Re: For review: Migrating to Unicode

John Cowan wrote:

 [C0 vs. C1 in iso-8859-1] 
> In theory, perhaps; in practice, no.  The C0 set of ISO 646,
> or parts of it, are by default in effect; no C1 set is.

Okay, I know that I can use CRLF in iso-8859-1 among others in
practice, but I'd expect at least a hint about this practical
default also in the standard.  Trying to implement this with
an explicit ESC ! @ likely won't work as expected in practice.  

On the page <http://www.itscj.ipsj.or.jp/ISO-IR/2-5.htm> four
different C0 sets claim to be related to ISO 646.

> Unicode is indifferent to which Cx sets are used with it.
> The names of the characters in normal sets are carried in
> UnicodeData.txt for convenience, but they aren't normative
> in Unicode.

The book says that I may assume ECMA 48 (ISO 6429), and in
table 16.1 it claims that 10 control codes are "specified".
I don't know what this means, it's followed by a discussion
of u+0000 not belonging the ten "specified" control codes,
but in any case NEL u+0085 is "specified" (= one of the ten).

> filling out the block with ^Zs was just an application
> convention -- no more than one was ever needed.  In OS/8,
> the same convention was used for object code files as well
> as text.

I fear I missed OS/8, the oldest platforms I recall are /360,
TOPS/10, BS2000, and TR 440.  For the use of 0xF0 by format
tools I guess it is an urban legend that it is derived from
EBCDIC "V" = "virgin".

> ^W (logical end of medium) would have been the Right Thing.

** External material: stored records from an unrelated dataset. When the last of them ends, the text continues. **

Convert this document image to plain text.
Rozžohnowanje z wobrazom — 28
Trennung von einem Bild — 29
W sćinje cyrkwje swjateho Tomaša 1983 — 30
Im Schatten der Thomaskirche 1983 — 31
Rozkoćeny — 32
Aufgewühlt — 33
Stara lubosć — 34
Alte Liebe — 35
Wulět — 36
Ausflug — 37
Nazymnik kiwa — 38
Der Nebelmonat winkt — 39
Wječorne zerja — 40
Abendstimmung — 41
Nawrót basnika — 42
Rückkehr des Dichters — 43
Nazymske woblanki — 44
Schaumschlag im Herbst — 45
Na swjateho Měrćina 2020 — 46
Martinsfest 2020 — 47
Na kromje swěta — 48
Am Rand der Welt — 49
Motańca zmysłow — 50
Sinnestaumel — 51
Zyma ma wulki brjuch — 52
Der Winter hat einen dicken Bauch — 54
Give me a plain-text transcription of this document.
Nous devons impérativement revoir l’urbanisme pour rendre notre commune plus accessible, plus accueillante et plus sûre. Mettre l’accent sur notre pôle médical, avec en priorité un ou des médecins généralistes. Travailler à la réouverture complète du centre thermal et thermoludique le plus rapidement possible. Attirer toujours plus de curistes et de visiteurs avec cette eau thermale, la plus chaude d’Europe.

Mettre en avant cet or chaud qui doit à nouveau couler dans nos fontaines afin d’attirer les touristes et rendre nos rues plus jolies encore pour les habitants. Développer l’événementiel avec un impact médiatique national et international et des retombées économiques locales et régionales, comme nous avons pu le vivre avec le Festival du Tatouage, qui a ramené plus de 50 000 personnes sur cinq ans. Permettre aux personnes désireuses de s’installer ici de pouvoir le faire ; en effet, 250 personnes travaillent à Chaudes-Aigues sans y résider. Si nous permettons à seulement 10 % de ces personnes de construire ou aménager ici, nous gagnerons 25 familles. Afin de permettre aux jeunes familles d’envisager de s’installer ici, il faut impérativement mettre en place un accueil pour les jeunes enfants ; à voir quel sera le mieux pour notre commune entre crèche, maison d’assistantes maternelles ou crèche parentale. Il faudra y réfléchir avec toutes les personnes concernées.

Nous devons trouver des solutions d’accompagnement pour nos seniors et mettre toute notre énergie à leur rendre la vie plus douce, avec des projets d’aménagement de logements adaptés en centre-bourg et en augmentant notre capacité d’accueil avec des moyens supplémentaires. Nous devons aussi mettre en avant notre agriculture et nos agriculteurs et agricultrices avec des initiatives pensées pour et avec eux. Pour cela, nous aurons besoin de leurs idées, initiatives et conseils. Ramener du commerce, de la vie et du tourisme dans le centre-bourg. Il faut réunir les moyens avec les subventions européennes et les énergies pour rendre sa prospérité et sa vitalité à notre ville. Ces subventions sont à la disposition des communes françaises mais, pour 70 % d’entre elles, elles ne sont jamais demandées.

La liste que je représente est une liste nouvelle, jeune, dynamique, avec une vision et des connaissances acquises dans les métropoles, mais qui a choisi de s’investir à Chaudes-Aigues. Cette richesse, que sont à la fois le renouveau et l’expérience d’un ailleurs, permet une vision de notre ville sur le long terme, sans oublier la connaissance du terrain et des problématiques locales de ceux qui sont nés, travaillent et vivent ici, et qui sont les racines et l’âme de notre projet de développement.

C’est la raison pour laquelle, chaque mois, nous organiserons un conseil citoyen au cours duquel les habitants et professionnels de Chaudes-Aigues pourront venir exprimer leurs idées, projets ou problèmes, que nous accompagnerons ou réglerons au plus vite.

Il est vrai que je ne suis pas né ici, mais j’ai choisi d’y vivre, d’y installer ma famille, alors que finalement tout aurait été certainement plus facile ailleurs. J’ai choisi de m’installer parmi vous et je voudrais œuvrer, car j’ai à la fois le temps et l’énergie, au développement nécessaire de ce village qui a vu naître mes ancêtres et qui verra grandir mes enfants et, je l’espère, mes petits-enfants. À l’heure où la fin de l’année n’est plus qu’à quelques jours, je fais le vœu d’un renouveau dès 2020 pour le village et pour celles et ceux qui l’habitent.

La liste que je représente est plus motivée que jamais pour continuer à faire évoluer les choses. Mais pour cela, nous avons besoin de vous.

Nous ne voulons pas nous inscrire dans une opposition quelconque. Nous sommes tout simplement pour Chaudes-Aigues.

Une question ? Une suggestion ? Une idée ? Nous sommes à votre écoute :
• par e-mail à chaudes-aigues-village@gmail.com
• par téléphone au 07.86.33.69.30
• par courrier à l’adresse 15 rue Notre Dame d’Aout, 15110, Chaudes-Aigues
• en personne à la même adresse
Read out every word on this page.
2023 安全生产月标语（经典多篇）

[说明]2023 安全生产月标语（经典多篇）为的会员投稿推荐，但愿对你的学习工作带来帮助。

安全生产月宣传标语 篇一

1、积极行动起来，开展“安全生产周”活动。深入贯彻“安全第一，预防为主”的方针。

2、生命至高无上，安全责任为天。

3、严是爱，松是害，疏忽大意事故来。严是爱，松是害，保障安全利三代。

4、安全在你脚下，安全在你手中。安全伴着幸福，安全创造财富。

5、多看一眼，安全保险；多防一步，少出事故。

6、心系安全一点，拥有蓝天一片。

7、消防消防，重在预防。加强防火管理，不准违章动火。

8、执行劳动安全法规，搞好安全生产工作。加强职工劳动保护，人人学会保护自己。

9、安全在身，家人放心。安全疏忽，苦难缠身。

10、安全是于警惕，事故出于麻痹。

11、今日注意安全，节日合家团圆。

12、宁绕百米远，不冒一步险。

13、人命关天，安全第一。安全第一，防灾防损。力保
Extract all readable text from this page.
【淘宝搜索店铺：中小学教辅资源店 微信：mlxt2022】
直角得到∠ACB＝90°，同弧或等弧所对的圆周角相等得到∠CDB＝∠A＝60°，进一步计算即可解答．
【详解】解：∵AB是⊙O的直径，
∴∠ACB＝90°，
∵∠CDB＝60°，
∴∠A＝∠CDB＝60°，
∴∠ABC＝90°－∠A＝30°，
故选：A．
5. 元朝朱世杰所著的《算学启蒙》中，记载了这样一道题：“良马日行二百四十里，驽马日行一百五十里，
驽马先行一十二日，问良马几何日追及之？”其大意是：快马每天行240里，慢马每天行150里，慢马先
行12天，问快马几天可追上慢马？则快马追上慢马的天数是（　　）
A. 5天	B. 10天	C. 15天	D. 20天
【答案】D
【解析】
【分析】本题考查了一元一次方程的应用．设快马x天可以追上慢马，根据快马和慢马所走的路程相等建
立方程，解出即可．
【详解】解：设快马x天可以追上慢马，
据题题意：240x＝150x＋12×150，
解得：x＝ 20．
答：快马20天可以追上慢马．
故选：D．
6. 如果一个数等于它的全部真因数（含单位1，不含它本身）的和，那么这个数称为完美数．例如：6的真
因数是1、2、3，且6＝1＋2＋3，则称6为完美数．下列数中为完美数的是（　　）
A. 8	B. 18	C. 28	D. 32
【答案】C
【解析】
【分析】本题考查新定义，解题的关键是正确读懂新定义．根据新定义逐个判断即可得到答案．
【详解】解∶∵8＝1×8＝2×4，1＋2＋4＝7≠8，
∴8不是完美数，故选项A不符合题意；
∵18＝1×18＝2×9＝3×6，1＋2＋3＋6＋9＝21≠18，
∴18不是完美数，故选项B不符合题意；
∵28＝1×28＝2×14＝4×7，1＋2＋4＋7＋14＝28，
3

For some uses of ^A .. ^Z such as Martin's example ^S they
could be mnemonics, S = suspend (XOFF, therefore Q = XON),
Z = last letter (therefore eof), R = reprint.

One year after <http://www.w3.org/People/cmsmcq/2007/C1.xml>
all this appears to be still as messy as twenty years ago :-(
But in RFC 20 almost 40 years ago it was still fine.

 Frank

Received on Monday, 24 March 2008 12:07:45 UTC